Primary Connections: Linking science with literacy
© State of Victoria (Department of Education, Employment and Training)

Systems, transport and exchange


Simple and complex organisms
The single-celled Amoeba lives in water. It exchanges nutrients and wastes directly through its outer cell membrane to the surrounding fresh water. These substances move by diffusion, from areas of high concentration to areas of lower concentration.

The Amoeba's area of cell membrane is great enough to allow quick entrance of oxygen and small nutrients to maintain life, and quick removal of wastes to avoid poisoning.

As larger, multicellular organisms evolved many cells on the inside of the organisms were no longer in direct contact with the environment (unlike the Amoeba). Diffusion alone was not sufficient to move the substances quickly enough through to the internal cells. Transport systems were needed!

Bigger organisms also require more complex systems for movement (skeleton and muscles), communication (nerves and hormones), and food breakdown (digestive).
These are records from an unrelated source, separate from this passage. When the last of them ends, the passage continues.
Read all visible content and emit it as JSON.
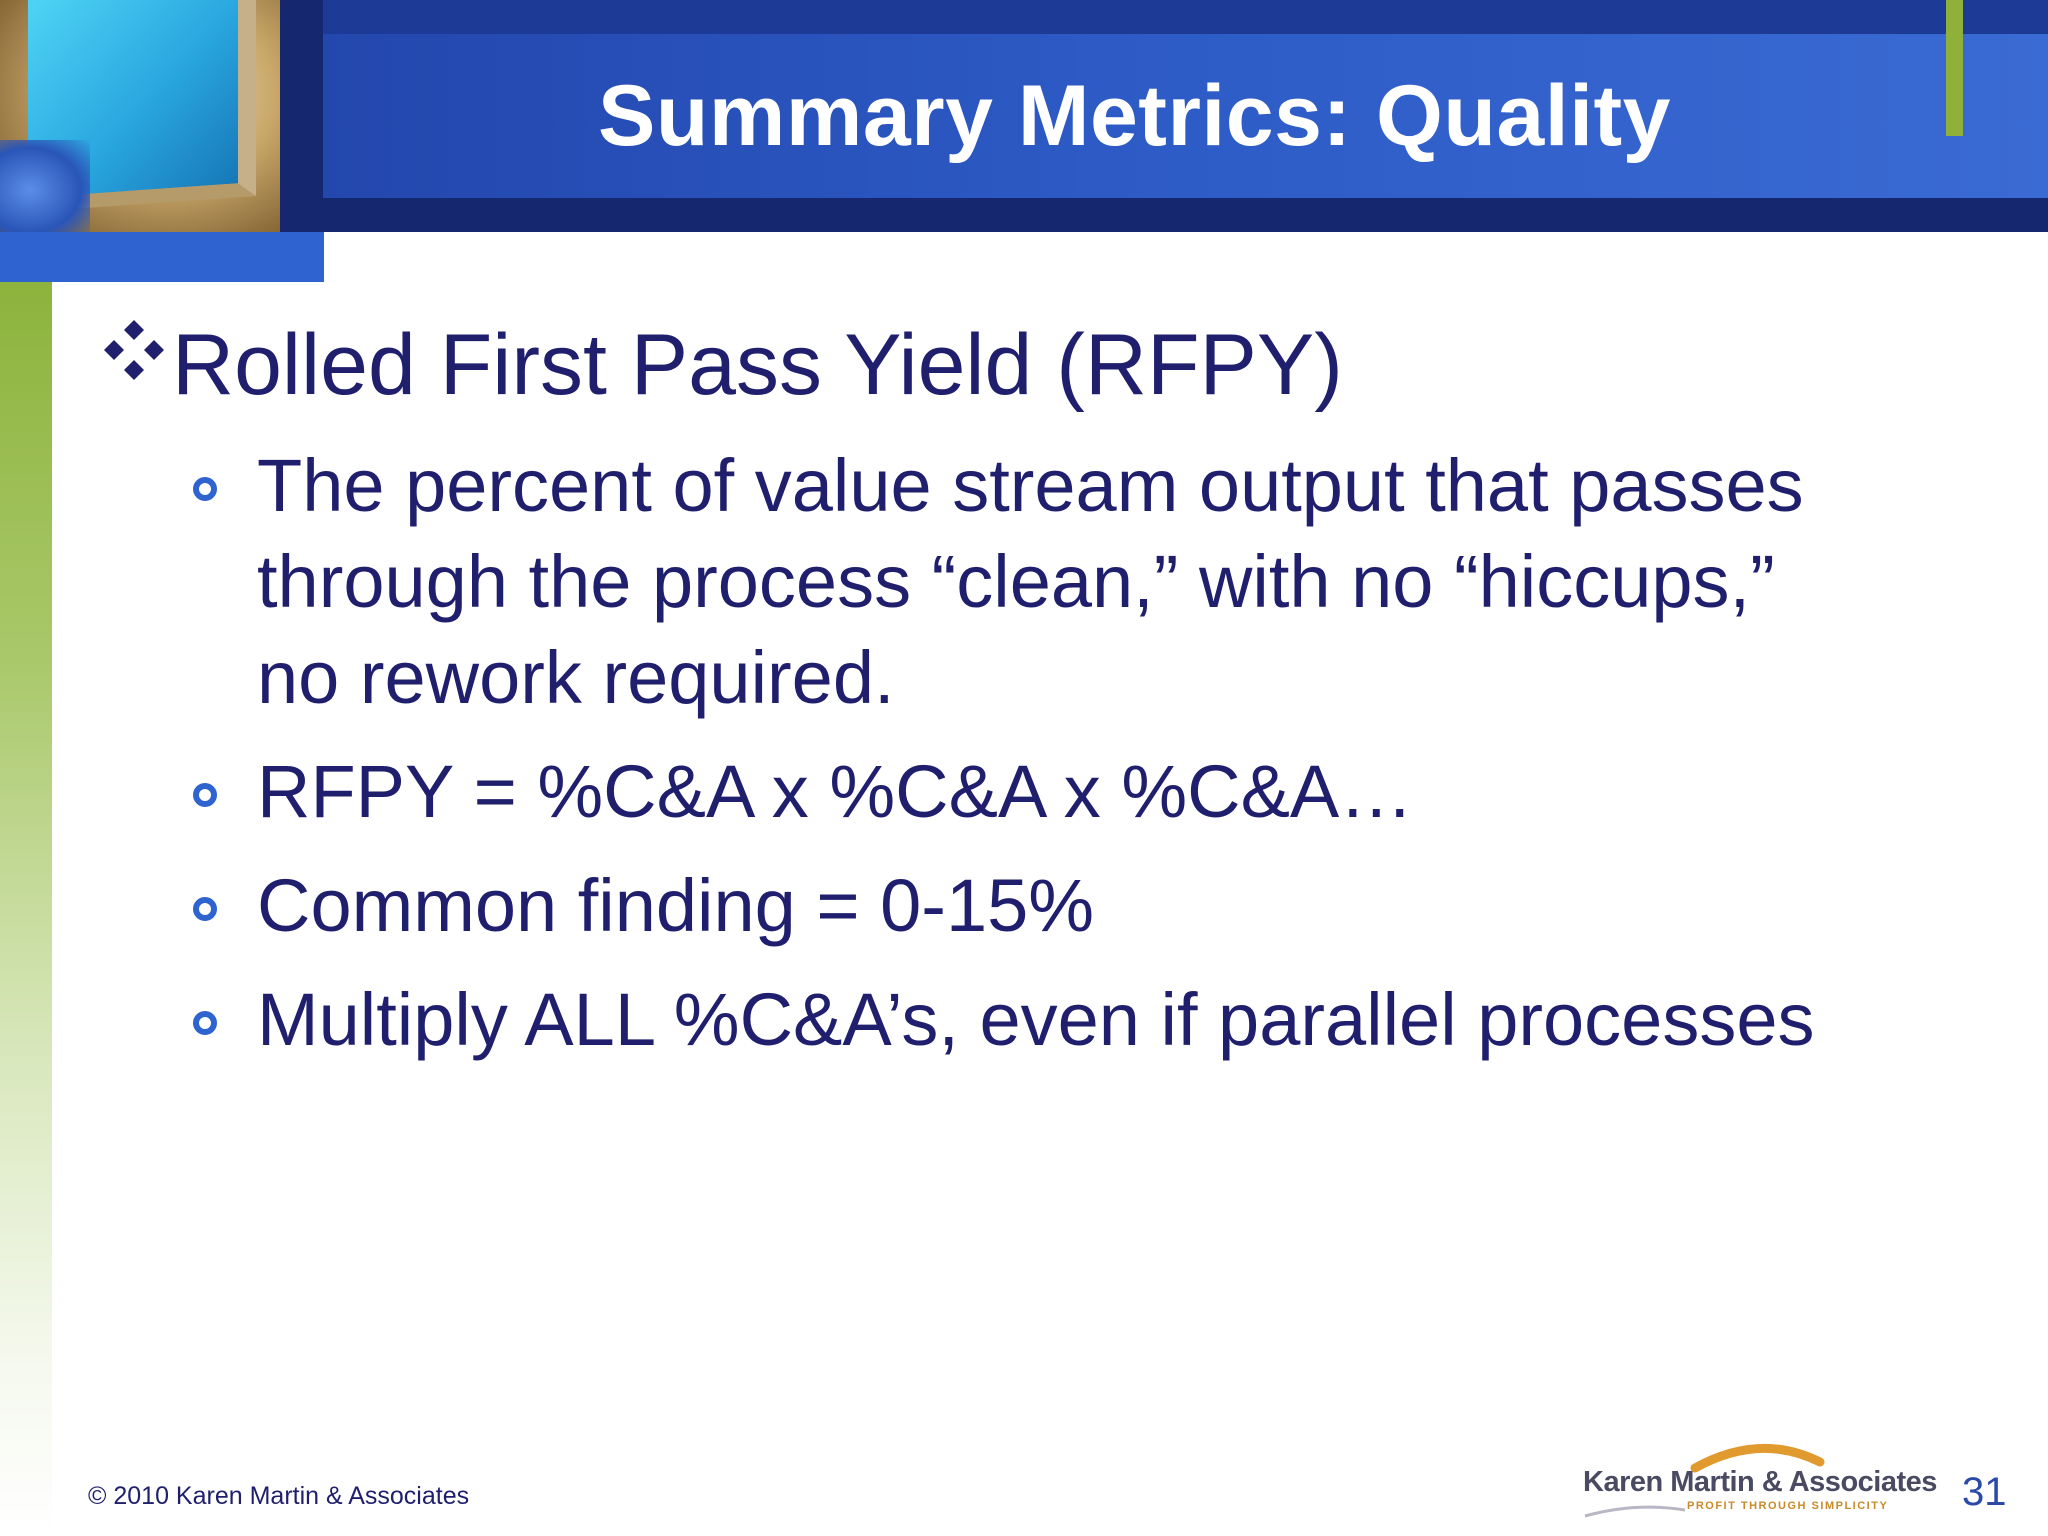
{
  "slide": {
    "title": "Summary Metrics: Quality",
    "main_bullet": "Rolled First Pass Yield (RFPY)",
    "sub_bullets": [
      {
        "lines": [
          "The percent of value stream output that passes",
          "through the process “clean,” with no “hiccups,”",
          "no rework required."
        ]
      },
      {
        "lines": [
          "RFPY = %C&A x %C&A x %C&A…"
        ]
      },
      {
        "lines": [
          "Common finding = 0-15%"
        ]
      },
      {
        "lines": [
          "Multiply ALL %C&A’s, even if parallel processes"
        ]
      }
    ]
  },
  "footer": {
    "copyright": "© 2010 Karen Martin & Associates",
    "logo_name": "Karen Martin & Associates",
    "logo_tagline": "PROFIT THROUGH SIMPLICITY",
    "page_number": "31"
  },
  "colors": {
    "title_text": "#ffffff",
    "body_text": "#1f1f6e",
    "header_blue": "#2347ad",
    "accent_green": "#8fb13a",
    "bullet_blue": "#2f63d0"
  },
  "icons": {
    "main_bullet": "four-diamond-bullet-icon",
    "sub_bullet": "ring-bullet-icon"
  }
}
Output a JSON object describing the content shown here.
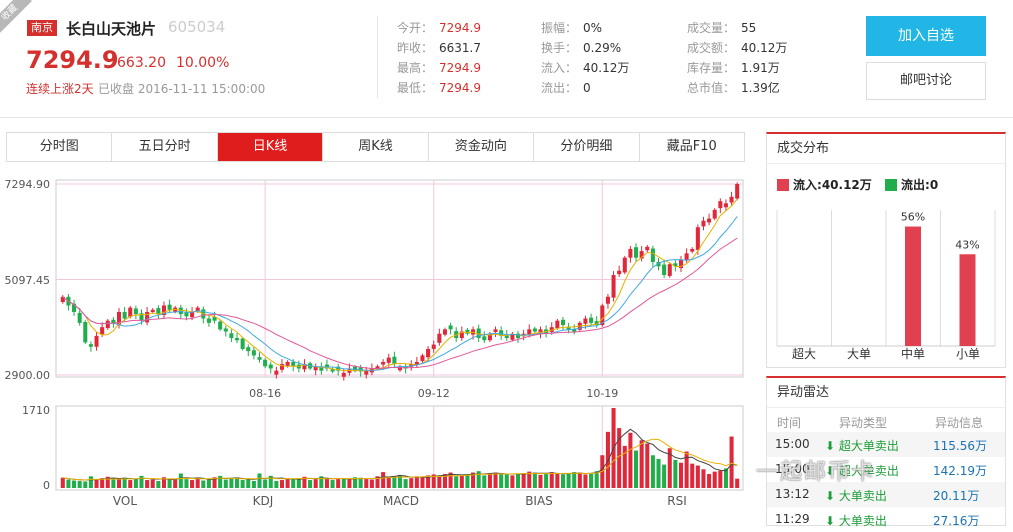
{
  "header": {
    "ribbon": "收藏",
    "city": "南京",
    "name": "长白山天池片",
    "code": "605034",
    "price": "7294.9",
    "change": "663.20",
    "change_pct": "10.00%",
    "streak": "连续上涨2天",
    "close_status": "已收盘 2016-11-11 15:00:00",
    "quotes": [
      [
        {
          "label": "今开：",
          "value": "7294.9",
          "red": true
        },
        {
          "label": "昨收：",
          "value": "6631.7",
          "red": false
        },
        {
          "label": "最高：",
          "value": "7294.9",
          "red": true
        },
        {
          "label": "最低：",
          "value": "7294.9",
          "red": true
        }
      ],
      [
        {
          "label": "振幅：",
          "value": "0%",
          "red": false
        },
        {
          "label": "换手：",
          "value": "0.29%",
          "red": false
        },
        {
          "label": "流入：",
          "value": "40.12万",
          "red": false
        },
        {
          "label": "流出：",
          "value": "0",
          "red": false
        }
      ],
      [
        {
          "label": "成交量：",
          "value": "55",
          "red": false
        },
        {
          "label": "成交额：",
          "value": "40.12万",
          "red": false
        },
        {
          "label": "库存量：",
          "value": "1.91万",
          "red": false
        },
        {
          "label": "总市值：",
          "value": "1.39亿",
          "red": false
        }
      ]
    ],
    "watch_button": "加入自选",
    "forum_button": "邮吧讨论"
  },
  "tabs": [
    "分时图",
    "五日分时",
    "日K线",
    "周K线",
    "资金动向",
    "分价明细",
    "藏品F10"
  ],
  "active_tab": 2,
  "colors": {
    "up": "#e0283b",
    "down": "#1fae4b",
    "accent": "#d5302e",
    "tab_active": "#e01d1d",
    "button": "#22b6e6"
  },
  "chart_data": [
    {
      "type": "candlestick",
      "y_ticks": [
        "7294.90",
        "5097.45",
        "2900.00"
      ],
      "ylim": [
        2900,
        7294.9
      ],
      "x_ticks": [
        {
          "label": "08-16",
          "index": 36
        },
        {
          "label": "09-12",
          "index": 66
        },
        {
          "label": "10-19",
          "index": 96
        }
      ],
      "grid": true,
      "ohlc_close": [
        4700,
        4500,
        4350,
        4100,
        3650,
        3550,
        3800,
        4000,
        4150,
        4100,
        4350,
        4200,
        4450,
        4300,
        4150,
        4350,
        4400,
        4300,
        4500,
        4400,
        4450,
        4300,
        4250,
        4350,
        4450,
        4200,
        4100,
        4150,
        3950,
        3900,
        3750,
        3700,
        3500,
        3450,
        3350,
        3250,
        3100,
        3050,
        3000,
        3150,
        3200,
        3100,
        3050,
        3150,
        3050,
        3100,
        3000,
        3050,
        2980,
        3000,
        2950,
        3050,
        3000,
        2980,
        3000,
        3050,
        3100,
        3200,
        3300,
        3150,
        3100,
        3050,
        3150,
        3200,
        3350,
        3500,
        3600,
        3850,
        3950,
        3950,
        3750,
        3900,
        3850,
        3950,
        3750,
        3700,
        3850,
        3950,
        3800,
        3750,
        3850,
        3750,
        3850,
        3950,
        3900,
        3950,
        3850,
        4000,
        4150,
        4050,
        3950,
        3900,
        4100,
        4200,
        4100,
        4050,
        4500,
        4700,
        5200,
        5300,
        5600,
        5800,
        5600,
        5750,
        5850,
        5500,
        5400,
        5200,
        5450,
        5400,
        5550,
        5700,
        5800,
        6300,
        6450,
        6500,
        6700,
        6900,
        6850,
        7000,
        7294.9
      ],
      "series": [
        {
          "name": "MA5"
        },
        {
          "name": "MA10"
        },
        {
          "name": "MA20"
        }
      ]
    },
    {
      "type": "bar",
      "y_ticks": [
        "1710",
        "0"
      ],
      "ylim": [
        0,
        1710
      ],
      "indicator_labels": [
        "VOL",
        "KDJ",
        "MACD",
        "BIAS",
        "RSI"
      ],
      "volumes": [
        220,
        180,
        160,
        150,
        140,
        250,
        190,
        210,
        240,
        180,
        200,
        220,
        170,
        190,
        260,
        170,
        180,
        150,
        230,
        170,
        200,
        310,
        190,
        170,
        210,
        160,
        190,
        230,
        260,
        180,
        200,
        210,
        170,
        190,
        150,
        310,
        180,
        260,
        150,
        170,
        200,
        190,
        210,
        240,
        170,
        190,
        250,
        210,
        170,
        190,
        200,
        180,
        230,
        220,
        190,
        180,
        250,
        340,
        220,
        250,
        280,
        190,
        210,
        250,
        230,
        270,
        290,
        260,
        300,
        330,
        250,
        260,
        290,
        330,
        360,
        270,
        300,
        330,
        290,
        310,
        270,
        300,
        320,
        350,
        330,
        280,
        300,
        340,
        310,
        290,
        300,
        340,
        330,
        290,
        320,
        360,
        700,
        1200,
        1710,
        1280,
        900,
        1180,
        800,
        1020,
        950,
        700,
        620,
        500,
        850,
        600,
        540,
        780,
        520,
        480,
        400,
        300,
        350,
        370,
        420,
        1100,
        200
      ]
    },
    {
      "type": "bar",
      "title": "成交分布",
      "legend": [
        {
          "name": "流入",
          "value": "40.12万"
        },
        {
          "name": "流出",
          "value": "0"
        }
      ],
      "categories": [
        "超大",
        "大单",
        "中单",
        "小单"
      ],
      "values": [
        0,
        0,
        56,
        43
      ],
      "labels": [
        "",
        "",
        "56%",
        "43%"
      ]
    }
  ],
  "radar": {
    "title": "异动雷达",
    "headers": [
      "时间",
      "异动类型",
      "异动信息"
    ],
    "rows": [
      {
        "time": "15:00",
        "type": "超大单卖出",
        "info": "115.56万"
      },
      {
        "time": "15:00",
        "type": "超大单卖出",
        "info": "142.19万"
      },
      {
        "time": "13:12",
        "type": "大单卖出",
        "info": "20.11万"
      },
      {
        "time": "11:29",
        "type": "大单卖出",
        "info": "27.16万"
      }
    ]
  },
  "watermark": "一起邮币卡"
}
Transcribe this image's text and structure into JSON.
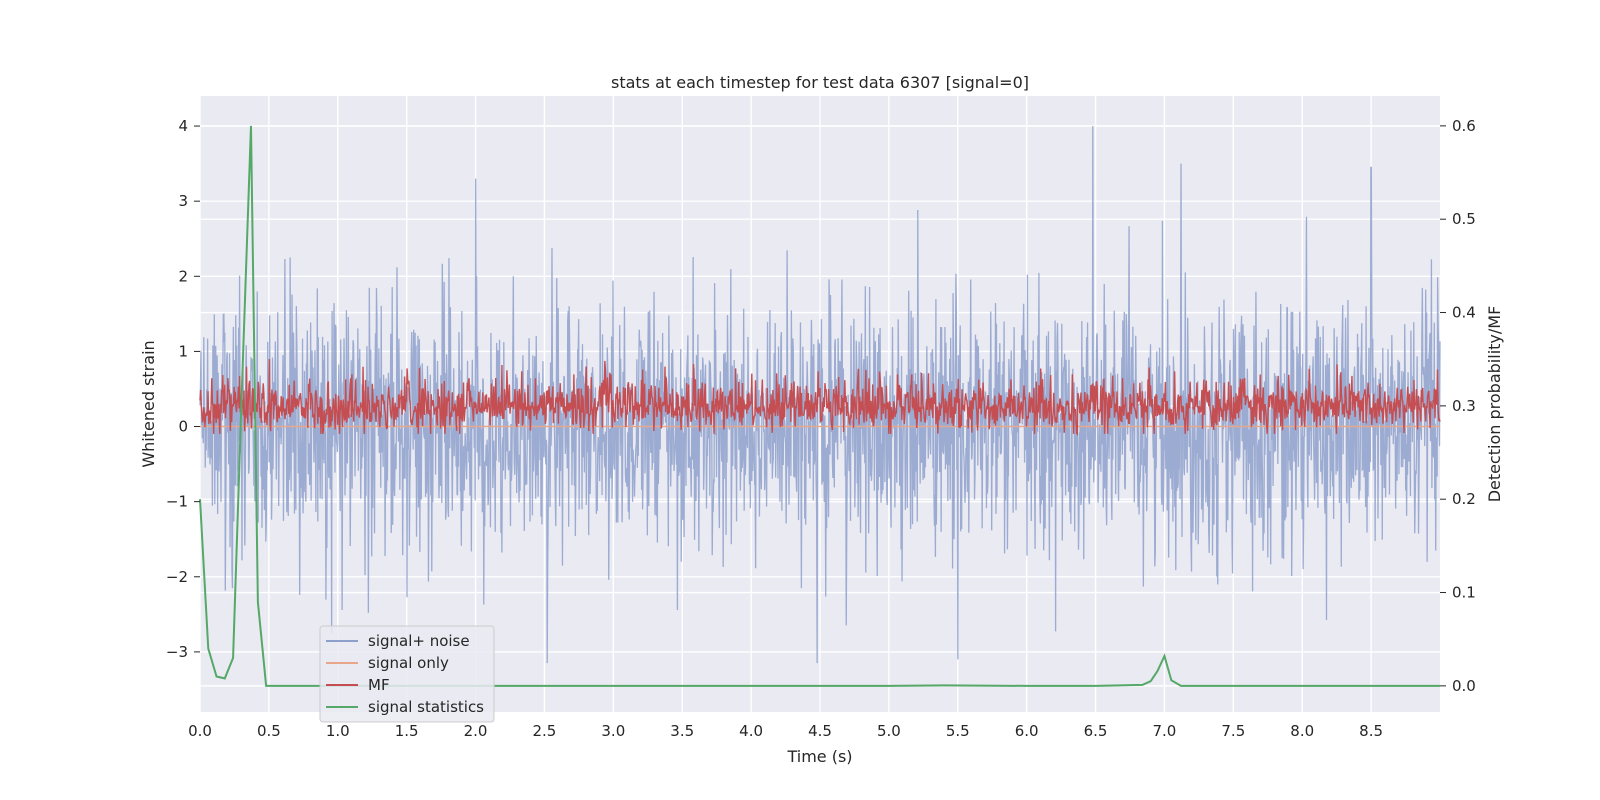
{
  "chart_data": {
    "type": "line",
    "title": "stats at each timestep for test data 6307 [signal=0]",
    "xlabel": "Time (s)",
    "ylabel_left": "Whitened strain",
    "ylabel_right": "Detection probability/MF",
    "xlim": [
      0.0,
      9.0
    ],
    "ylim_left": [
      -3.8,
      4.4
    ],
    "ylim_right": [
      -0.028,
      0.632
    ],
    "x_ticks": [
      "0.0",
      "0.5",
      "1.0",
      "1.5",
      "2.0",
      "2.5",
      "3.0",
      "3.5",
      "4.0",
      "4.5",
      "5.0",
      "5.5",
      "6.0",
      "6.5",
      "7.0",
      "7.5",
      "8.0",
      "8.5"
    ],
    "y_ticks_left": [
      "4",
      "3",
      "2",
      "1",
      "0",
      "−1",
      "−2",
      "−3"
    ],
    "y_ticks_right": [
      "0.6",
      "0.5",
      "0.4",
      "0.3",
      "0.2",
      "0.1",
      "0.0"
    ],
    "grid": true,
    "legend_position": "lower-left",
    "series": [
      {
        "name": "signal+ noise",
        "axis": "left",
        "color": "#8da0cb",
        "description_range": [
          -3.2,
          4.0
        ],
        "notable_peaks": [
          {
            "x": 6.48,
            "y": 4.0
          },
          {
            "x": 2.0,
            "y": 3.3
          },
          {
            "x": 7.12,
            "y": 3.5
          },
          {
            "x": 8.5,
            "y": 3.45
          },
          {
            "x": 4.48,
            "y": -3.15
          },
          {
            "x": 5.5,
            "y": -3.1
          },
          {
            "x": 2.52,
            "y": -3.15
          }
        ]
      },
      {
        "name": "signal only",
        "axis": "left",
        "color": "#e8a68a",
        "x": [
          0.0,
          9.0
        ],
        "y": [
          0.0,
          0.0
        ]
      },
      {
        "name": "MF",
        "axis": "right",
        "color": "#c44e52",
        "baseline": 0.3,
        "range": [
          0.27,
          0.36
        ]
      },
      {
        "name": "signal statistics",
        "axis": "right",
        "color": "#55a868",
        "x": [
          0.0,
          0.06,
          0.12,
          0.18,
          0.24,
          0.3,
          0.37,
          0.42,
          0.48,
          0.54,
          1.0,
          2.0,
          3.0,
          4.0,
          5.0,
          5.4,
          6.0,
          6.5,
          6.84,
          6.9,
          6.95,
          7.0,
          7.05,
          7.12,
          7.5,
          8.0,
          9.0
        ],
        "y": [
          0.2,
          0.04,
          0.01,
          0.008,
          0.03,
          0.3,
          0.6,
          0.09,
          0.0,
          0.0,
          0.0,
          0.0,
          0.0,
          0.0,
          0.0,
          0.0005,
          0.0,
          0.0,
          0.001,
          0.005,
          0.016,
          0.032,
          0.006,
          0.0,
          0.0,
          0.0,
          0.0
        ]
      }
    ]
  }
}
A system is a co-ordinated group of organs and tissues with a common function to solve a particular problem.

Why have transport systems?
Transport systems in living things bring every cell in the body in contact with the external environment.

Any method of transporting substances directly from the outside would aid survival.
Insects have tiny tubes (spiracles) which open through their hard covering (exoskeleton) and carry air via a system of smaller tubes directly to the body cells.

However, endothermic (warm-blooded) organisms need an even more efficient method to maintain energy supply.

Internal lungs provide an enormous area of alveoli (air sacs) for exchange of gases with the external environment. Capillaries surround these air sacs, and gases are then transported around the body by the blood vessels.

Similarly food can be brought inside the body and digested by the digestive system but the simple food units still need to get to all individual cells. Again, the circulatory system is close to the area of absorption and carries out this role.

Wastes produced in the cells need to be carried via the blood system to the kidneys (excretory system) for removal.

Exchange: Getting in and out
The following factors affect how quickly the substances pass across the cell membrane.

  • The bigger the surface area (S.A.) compared to volume for exchange the better! All exchange areas are adapted for maximum surface area, e.g. the millions of airsacs in the lung and the enormous capillary network.

    Similarly the walls of the small intestine are highly folded into villi to increase surface area.

    The placenta too has an enormous network of capillaries, some belonging to the mother's circulatory system and others belonging to the baby. They lie close together to aid exchange between the two systems.

  • The faster the blood moves at the exchange surface the better. This keeps the concentrations high on one side and low on the other speeding up exchange via diffusion. Good blood pressure is essential. Heart problems, for example, often result in death through kidney failure because wastes cannot be removed efficiently enough.

  • Molecules must be small enough to diffuse easily across the capillary walls, which is why food must be digested to simple units before transportation. Large blood cells and proteins cannot pass through the cell membrane via diffusion.

The capillary walls are only one cell thick to allow for easy exchange of nutrients and wastes.

All internal body cells are surrounded by extra-cellular fluid (ECF), rather like the watery world of the Amoeba. This means, for example, that simple sugars will pass out of the capillary (where their concentration is high) into the extra-cellular fluid, then into the cells where the sugars are continually used up for energy so that he concentration inside the cell is low. Similarly, wastes leave the cell.